Thinking as a solution to problems
The surrounding reality contains an infinite number of objects that have a complex internal structure and are interconnected. Man is constantly confronted with what he does not yet know, they are not known and require the work of thinking. A person faces a cognitive goal that he can not achieve directly at the level of sensory cognition or relying on his own past experience. A problem situation arises, the problem, which can be defined as the goal given in specific conditions (LN Leontiev). The conditions under which the achievement of the goal turns into a task for the subject are characterized by the fact that they create obstacles and hinder the achievement of the goal. The presence of the problem is an objective condition for the emergence of thinking.
Example
Man, for example, ns can use his car because of its breakdown. Car inspection does not reveal the cause of the malfunction. The use of previously used methods of repair is also not successful. To eliminate a defect, a person needs to solve a problem. The main components of the task are: the goal formulated in the form of a requirement or question; the conditions in which it is given, and the unknown (unknown).
In the example, the goal is to determine the cause of the problem; conditions (known) - a set of technical parameters that ensure the operation of the car and the violation of a certain link; The query is formulated in the form of a question: "which link is broken?". There are certain connections and dependencies between the goal, the conditions and the desired, which must be found and disclosed.
The task components can have serious differences that will determine its nature and difficulty of the solution.

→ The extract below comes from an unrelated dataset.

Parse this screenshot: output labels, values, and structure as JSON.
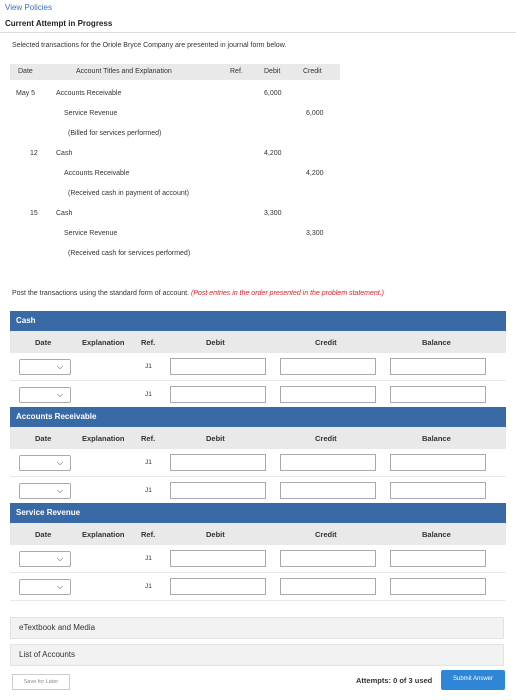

So, the goal can be posed to a person by someone else or formulated by him independently; conditions can differ in completeness and degree of contradiction; requirements - in terms of certainty. Tasks arise in various types of activities: production, gaming, and training. In the learning activity, tasks are often created intentionally, the way to solve them and the result is known to the teacher, but unknown to the students and must be solved by them. In life, a person has to solve a variety of tasks, including professional ones. Psychological studies have shown that the process of solving problems has a complex structure, including various stages, links and actions carried out at different levels - conscious and unconscious.
There are four major steps in the task solution process :
• At the first stage, conditions that hinder the achievement of the goal are studied, the hidden properties of the object and unknown connections are revealed, new generalizations are made. SL Rubinshtein described this process as the interaction of the subject with the object, "scooping out" from an object of new content;
• At the second stage, a plan is drawn up and assumptions about a possible solution - of the hypothesis are formed. They reflect the approaches to the solution of the problem, its probes, a certain anticipation of the result;
• At the third stage, hypotheses are evaluated and one of them is selected as a solution;
• In the fourth stage, the solution found is compared with the target and with the original data. If it does not agree with them, the thinking continues.
In a real process of thinking, individual stages can be skipped or repeatedly repeated, intertwined and ahead of each other. AV Brushlinsky called this feature of human thinking "specific continuity".
Often a person finds a solution to a problem, but the NS can tell how he did it. It seems to him that the decision came suddenly, as an insight, because the mental actions in their considerable part are not realized by man. This phenomenon, first described in psychology by the German scientist Wolfgang Koehler (1887-1967), was called insight (from English, insight - insight, insight). Individual components of mental actions have an external expression. They manifest themselves, for example, in articulation, eye movements (when solving visual problems), in vegetative reactions reflecting the dynamics of intellectual emotions. Experimental studies of this kind of movements and reactions have shown that an unconscious level establishes a direct connection between the subject and the object. This makes it possible to identify hidden properties and relationships in a problem situation. Under the influence of significant motives, the activity of the thought search is increased, the number of movements and the relationships established between the elements increases. In the course of thinking, intellectual emotions arise that perform heuristic and evaluative functions, which brings the subject closer to finding the desired.
Thinking as a solution to problems is not a purely logical analysis of the situation, but a complex living and multilevel process, regulated by the motives and emotions of a person.